Americans and concerned citizens worldwide have spent the last few days trying to fill that void with love, prayer and unity. We will eventually heal the sensitive wounds that dot the eastern coast of our nation, but it will take time.

President Bush, you are correct: Americans now face a test that we have no choice but to pass. But on Wednesday at Harvard, that test began on the first day of school, literally.

It was wrong to keep Harvard and almost every other American college and university open on Sept. 12, 2001. Rather than being a day of shopping period just like any other, Wednesday should have been a day of observance. It should have been a time of reflection when students could remember the innocent souls who lost their lives. It should have been a day when we could pay our respects to the victims. It should have been a day for the lucky ones among us to thank God that our families and our friends were spared and that the damage was not any worse than it was.

Harvard is a leader among American institutions of higher education in so many other ways. Why could President Lawrence H. Summers and the administration not wipe the omnipresent stoic expression off of Harvard’s face and show some desperately needed sensitivity? Why could they not demonstrate that we are human too, that we appreciate the lives we have, that we do care about what happened and that it did affect us deeply?

At a vigil on Tuesday, Cornell University President Hunter R. Rawlings III said, “In spite of these tragedies today, we will continue to keep the university open and we will pursue our work as an academic community. We will not give in to terrorist actions or threats.”

Halting a university’s operation in the aftermath of a terrorist attack would not, however, indicate a sign of weakness. There will be plenty of time for strength and resilience. Wednesday should have been a tribute, a moment of silence.

Tuesday saw little silence on the Harvard campus. One law school professor began the day’s lecture by revealing to his uninformed students that America was under attack. He then proceeded to explain how both the World Trade Center and the Pentagon had been hit in acts of terrorism.

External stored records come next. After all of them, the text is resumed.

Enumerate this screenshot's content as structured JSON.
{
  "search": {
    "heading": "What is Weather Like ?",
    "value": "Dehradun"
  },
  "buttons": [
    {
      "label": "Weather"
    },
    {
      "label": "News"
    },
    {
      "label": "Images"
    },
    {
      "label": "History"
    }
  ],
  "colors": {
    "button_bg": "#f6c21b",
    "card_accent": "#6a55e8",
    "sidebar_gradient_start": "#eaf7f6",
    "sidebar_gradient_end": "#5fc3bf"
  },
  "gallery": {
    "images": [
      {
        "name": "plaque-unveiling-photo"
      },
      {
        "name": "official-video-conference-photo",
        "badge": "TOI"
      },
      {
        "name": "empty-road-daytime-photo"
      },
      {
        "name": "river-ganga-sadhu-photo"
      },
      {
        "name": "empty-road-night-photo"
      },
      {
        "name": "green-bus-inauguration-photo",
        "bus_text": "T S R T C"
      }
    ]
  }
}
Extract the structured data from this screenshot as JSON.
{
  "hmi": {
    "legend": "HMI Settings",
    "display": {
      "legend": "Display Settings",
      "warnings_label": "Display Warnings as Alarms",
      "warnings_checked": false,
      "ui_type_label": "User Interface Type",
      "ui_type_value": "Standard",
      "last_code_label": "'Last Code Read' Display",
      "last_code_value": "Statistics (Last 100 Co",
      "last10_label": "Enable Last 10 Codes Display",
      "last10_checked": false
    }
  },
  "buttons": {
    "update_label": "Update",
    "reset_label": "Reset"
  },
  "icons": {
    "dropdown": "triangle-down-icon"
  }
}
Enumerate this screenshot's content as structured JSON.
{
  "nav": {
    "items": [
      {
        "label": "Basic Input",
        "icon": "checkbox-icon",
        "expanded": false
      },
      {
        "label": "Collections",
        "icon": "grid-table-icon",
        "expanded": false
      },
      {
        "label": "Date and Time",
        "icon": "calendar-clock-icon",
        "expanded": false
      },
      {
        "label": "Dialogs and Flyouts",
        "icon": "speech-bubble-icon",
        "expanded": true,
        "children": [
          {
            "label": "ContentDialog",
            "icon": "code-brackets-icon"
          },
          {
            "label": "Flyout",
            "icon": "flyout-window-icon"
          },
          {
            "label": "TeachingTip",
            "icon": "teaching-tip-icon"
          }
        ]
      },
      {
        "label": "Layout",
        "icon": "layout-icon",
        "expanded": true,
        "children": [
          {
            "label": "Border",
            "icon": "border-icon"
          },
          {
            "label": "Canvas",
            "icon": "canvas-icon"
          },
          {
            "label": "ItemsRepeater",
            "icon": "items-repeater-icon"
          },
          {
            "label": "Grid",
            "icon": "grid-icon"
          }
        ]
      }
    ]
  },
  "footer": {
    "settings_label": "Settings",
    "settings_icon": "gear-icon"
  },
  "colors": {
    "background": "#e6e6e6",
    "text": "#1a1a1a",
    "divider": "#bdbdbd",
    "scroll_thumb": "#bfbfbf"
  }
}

A woman in the fourth row began to cry loudly, and other devastated and concerned students left the room with cell phones in hand as they frantically tried to contact their loved ones.

Once order had been restored, the professor began teaching his course as if nothing had happened, leaving his students with an appalling choice: disrespecting their professor and missing course material if they left class, or grieving and contacting loved ones. He made a choice of his own: he taught down to the final second of the scheduled 95 minutes.

Furthermore, the professor continued to enforce his policy of refusing to allow students to pass on questions on Tuesday, despite the fact that his students’ minds were no doubt distant from the statute code.

I believe we must commend a leader at another institution of higher education: Yale President Richard C. Levin. Though he did not close the university, he took steps beyond providing counseling services and sending out a mass e-mail. Like Summers, Levin also e-mailed the university to express his sympathy and grief. He contacted the community just an hour after the attack, however, and not in the mid-afternoon. Levin extended Yale’s shopping period by a week so as to compensate for the time students may need to reflect, mourn and pray. He kept university dining halls open late into the night, providing a place where students could congregate to express their thoughts. Levin even permitted off-campus housing students to attend these dining hall discussion groups.

At Harvard, I feel lucky that Summers spoke during Tuesday’s vigil at Memorial Church.

Harvard always seems to jump at the opportunity to substantiate and bolster its reputation as a top academic institution. This was the University’s opportunity to demonstrate its dynamism—to show that there is a heart beating behind the stolid white capitals of its facades. Alas, I guess the University and New York City have something in common.